Hello, I unfortunately have to deal with the problematic CTC Loss.

I have a Bidirectional RNN custom module followed by 3 Fully connected layers and I am trying to implement a Speech Recognizer (Based on Deep Speech 2).

criterion = torch.nn.CTCLoss(reduction="sum", zero_infinity=True)

My Batch Size is 16.
The input sizes are fixed(N_features) but sequence lengths are different between each mini-batch.
I apply BatchNorm1D to my input tensors and not in between layers.
I use torch.int32 for tensors related to targets, and torch.float32 for my input tensors as required by cuDNN.
I also enable cuDNN and tried benchmark mode on and off.

My first problem is when my model is fairly simple, training loss gets stuck around a certain value at couple of epochs. The model predicts all blanks or random characters from the alphabet.

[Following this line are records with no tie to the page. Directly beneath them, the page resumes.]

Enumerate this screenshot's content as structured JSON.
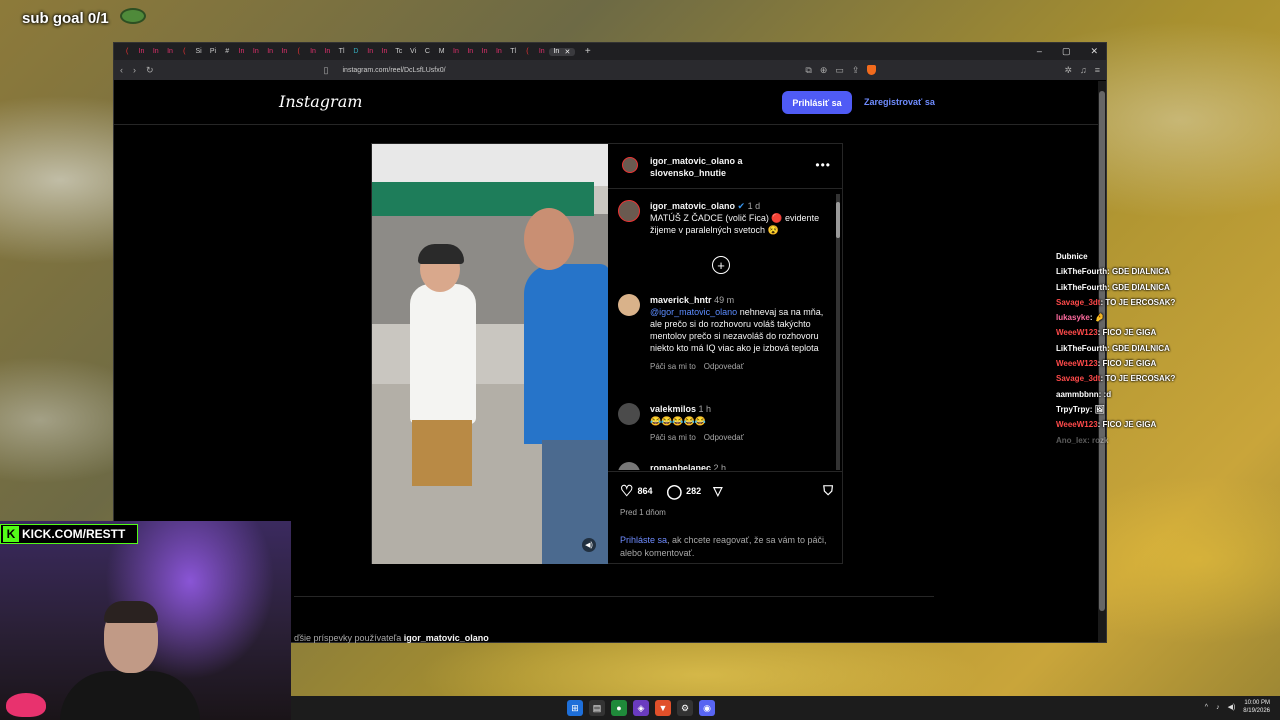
{
  "overlay": {
    "sub_goal": "sub goal 0/1",
    "kick_badge": "KICK.COM/RESTT"
  },
  "browser": {
    "tab_favicon_labels": [
      "(",
      "In",
      "In",
      "In",
      "(",
      "Si",
      "Pi",
      "#",
      "In",
      "In",
      "In",
      "In",
      "(",
      "In",
      "In",
      "Tl",
      "D",
      "In",
      "In",
      "Tc",
      "Vi",
      "C",
      "M",
      "In",
      "In",
      "In",
      "In",
      "Tl",
      "(",
      "In"
    ],
    "active_tab_label": "In",
    "url": "instagram.com/reel/DcLsfLUsfx0/"
  },
  "instagram": {
    "logo": "Instagram",
    "login_button": "Prihlásiť sa",
    "register_link": "Zaregistrovať sa",
    "post_header": "igor_matovic_olano a slovensko_hnutie",
    "caption": {
      "user": "igor_matovic_olano",
      "verified_icon": "✔",
      "time": "1 d",
      "text": "MATÚŠ Z ČADCE (volič Fica) 🔴 evidente žijeme v paralelných svetoch 😵"
    },
    "comments": [
      {
        "user": "maverick_hntr",
        "time": "49 m",
        "mention": "@igor_matovic_olano",
        "text": " nehnevaj sa na mňa, ale prečo si do rozhovoru voláš takýchto mentolov prečo si nezavoláš do rozhovoru niekto kto má IQ viac ako je izbová teplota",
        "like": "Páči sa mi to",
        "reply": "Odpovedať"
      },
      {
        "user": "valekmilos",
        "time": "1 h",
        "text": "😂😂😂😂😂",
        "like": "Páči sa mi to",
        "reply": "Odpovedať"
      },
      {
        "user": "romanbelanec",
        "time": "2 h"
      }
    ],
    "likes": "864",
    "comments_count": "282",
    "posted": "Pred 1 dňom",
    "login_prompt_link": "Prihláste sa",
    "login_prompt_text": ", ak chcete reagovať, že sa vám to páči, alebo komentovať.",
    "more_posts_prefix": "ďšie príspevky používateľa",
    "more_posts_user": "igor_matovic_olano"
  },
  "chat": [
    {
      "user": "Dubnice",
      "msg": "",
      "color": "#ffffff"
    },
    {
      "user": "LikTheFourth",
      "msg": ": GDE DIALNICA",
      "color": "#ffffff"
    },
    {
      "user": "LikTheFourth",
      "msg": ": GDE DIALNICA",
      "color": "#ffffff"
    },
    {
      "user": "Savage_3dt",
      "msg": ": TO JE ERCOSAK?",
      "color": "#ff4a4a"
    },
    {
      "user": "lukasyke",
      "msg": ": 🤌",
      "color": "#ff6b9f"
    },
    {
      "user": "WeeeW123",
      "msg": ": FICO JE GIGA",
      "color": "#ff4a4a"
    },
    {
      "user": "LikTheFourth",
      "msg": ": GDE DIALNICA",
      "color": "#ffffff"
    },
    {
      "user": "WeeeW123",
      "msg": ": FICO JE GIGA",
      "color": "#ff4a4a"
    },
    {
      "user": "Savage_3dt",
      "msg": ": TO JE ERCOSAK?",
      "color": "#ff4a4a"
    },
    {
      "user": "aammbbnn",
      "msg": ": :d",
      "color": "#ffffff"
    },
    {
      "user": "TrpyTrpy",
      "msg": ": 🖼",
      "color": "#ffffff"
    },
    {
      "user": "WeeeW123",
      "msg": ": FICO JE GIGA",
      "color": "#ff4a4a"
    },
    {
      "user": "Ano_lex",
      "msg": ": rozk",
      "color": "#ffffff"
    }
  ],
  "taskbar": {
    "time": "10:00 PM",
    "date": "8/19/2026"
  }
}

Second problem is that when I increase model complexity, the loss becomes NaN after a few iterations. This should have been fixed probably by the zero_infinity parameter, but it turns out that it doesn’t.

I know that these are common problems, but I couldn’t find any solutions to it.

UPDATE:

I started using a BatchNorm1D before every non-linearity in my network. Now the network is making not all blank predictions, though they do not make sense in terms of the language. The loss however grew 10 times compared with a singe BatchNorm for the input layer. I am more optimistic as maybe with enough epochs this model can converge.

UPDATE:

I run the comet.ml’s adaptation of my model using native Pytorch CTCLoss and it gave reasonable results in no time. I am not able to understand why my approach did not work. If I find out in the future, I will share it here, otherwise; I think the CTCLoss works fine.